CA TOULOUSE (2e ch.), 6 février 2024 : RG n° 23/01019 ; arrêt n° 46

Publication : Judilibre

 

Extrait : « La cour constate en premier lieu que contrairement à ce que soutient la Caisse d’Épargne, M.X. sollicite dans le dispositif de l'assignation introductive d'instance que le tribunal constate le caractère abusif de la clause relative au calcul du TEG et en écarte l'application, ce qui s'analyse comme une prétention et non comme un simple moyen au soutien de la demande d'annulation de la stipulation d'intérêts.

Dans sa rédaction applicable au litige, l'article L. 212-1 du code de la consommation prévoit en son premier alinéa que « dans les contrats conclus entre professionnels et consommateurs, sont abusives les clauses qui ont pour objet ou pour effet de créer, au détriment du consommateur, un déséquilibre significatif entre les droits et obligations des parties au contrat. » Par arrêt du 10 juin 2021 (aff.

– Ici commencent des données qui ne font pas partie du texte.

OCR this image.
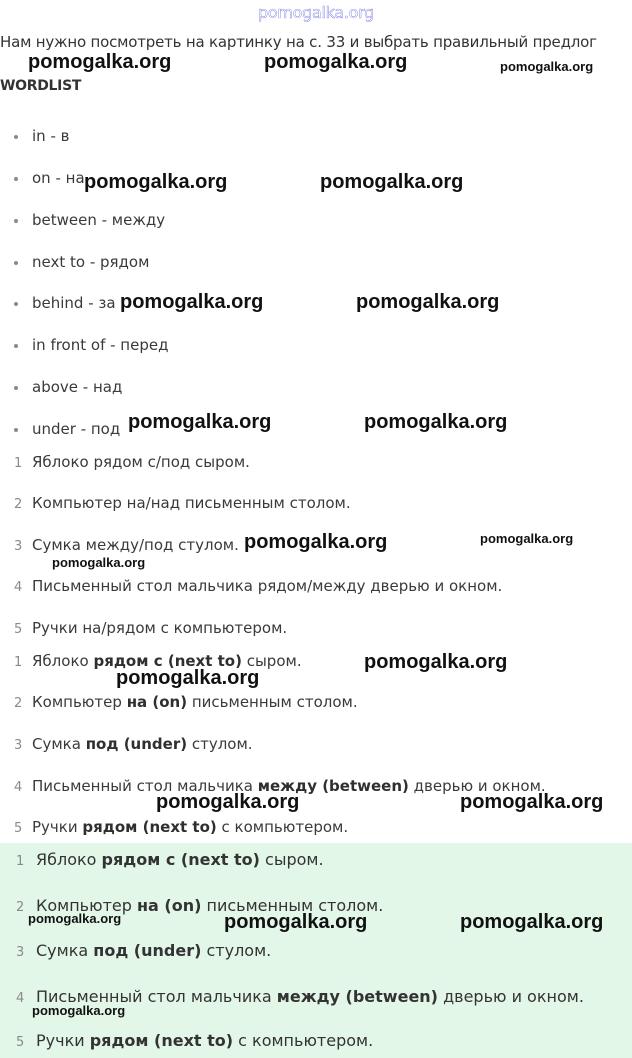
pomogalka.org
Нам нужно посмотреть на картинку на с. 33 и выбрать правильный предлог
WORDLIST
in - в
on - на
between - между
next to - рядом
behind - за
in front of - перед
above - над
under - под
1 Яблоко рядом с/под сыром.
2 Компьютер на/над письменным столом.
3 Сумка между/под стулом.
4 Письменный стол мальчика рядом/между дверью и окном.
5 Ручки на/рядом с компьютером.
1 Яблоко рядом с (next to) сыром.
2 Компьютер на (on) письменным столом.
3 Сумка под (under) стулом.
4 Письменный стол мальчика между (between) дверью и окном.
5 Ручки рядом (next to) с компьютером.
1 Яблоко рядом с (next to) сыром.
2 Компьютер на (on) письменным столом.
3 Сумка под (under) стулом.
4 Письменный стол мальчика между (between) дверью и окном.
5 Ручки рядом (next to) с компьютером.
pomogalka.org	pomogalka.org	pomogalka.org
pomogalka.org	pomogalka.org
pomogalka.org	pomogalka.org
pomogalka.org	pomogalka.org
pomogalka.org	pomogalka.org
pomogalka.org
pomogalka.org
pomogalka.org
pomogalka.org	pomogalka.org
pomogalka.org	pomogalka.org	pomogalka.org
pomogalka.org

C-776/19 à C-782/19), la Cour de justice de l'Union européenne a dit pour droit que l'article 6, § 1, et l'article 7, § 1, de la directive 93/13/CEE du Conseil, du 5 avril 1993, concernant les clauses abusives dans les contrats conclus avec les consommateurs, lus à la lumière du principe d'effectivité, doivent être interprétés en ce sens qu'ils s'opposent à une réglementation nationale soumettant l'introduction d'une demande par un consommateur aux fins de la constatation du caractère abusif d'une clause figurant dans un contrat conclu entre un professionnel et ce consommateur à un délai de prescription.

Il convient dès lors en premier lieu de déterminer si, comme le soutient M.X., la clause qui exclut du calcul du TEG les intérêts et frais correspondant à la période de préfinancement est abusive, c'est à dire si elle crée entre les parties un déséquilibre significatif.

Les intérêts et frais dus au titre de la période de préfinancement n'entrent dans le calcul du taux effectif global que lorsqu'ils sont déterminables lors de la conclusion du contrat. Tel n'est pas le cas des intérêts dus au titre du capital libéré de manière progressive au cours de cette période, dès lors que leur montant dépend du rythme de cette libération, inconnu des parties lors de la souscription du prêt (Cass. 1re civ., 15 juin 2022, pourvoi n° 20-16.070). En l'espèce, l'article 6 de l'offre de prêt acceptée le 2 janvier 2011 prévoit un déblocage progressif des fonds au cours de la période de préfinancement et conformément à cette stipulation, le capital prêté est entré en phase d'amortissement le 10 mars 2012 après que les sommes de 1990 € et 347,45 € ont été débloquées les 2 janvier et 10 février 2012, en phase de préfinancement. Dès lors, les intérêts dus au titre de la phase de préfinancement n'étaient pas déterminables au moment de l'émission de l'offre de prêt, de sorte qu'ils n'avaient pas à être pris en compte dans le calcul du taux effectif global. La clause litigieuse n'est donc pas abusive. »

 

RÉPUBLIQUE FRANÇAISE

AU NOM DU PEUPLE FRANÇAIS

 

COUR D’APPEL DE TOULOUSE

DEUXIÈME CHAMBRE

ARRÊT DU 6 FÉVRIER 2024

 

ÉLÉMENTS D’IDENTIFICATION DE LA DÉCISION       (N.B. : mention ne figurant pas sur l’original)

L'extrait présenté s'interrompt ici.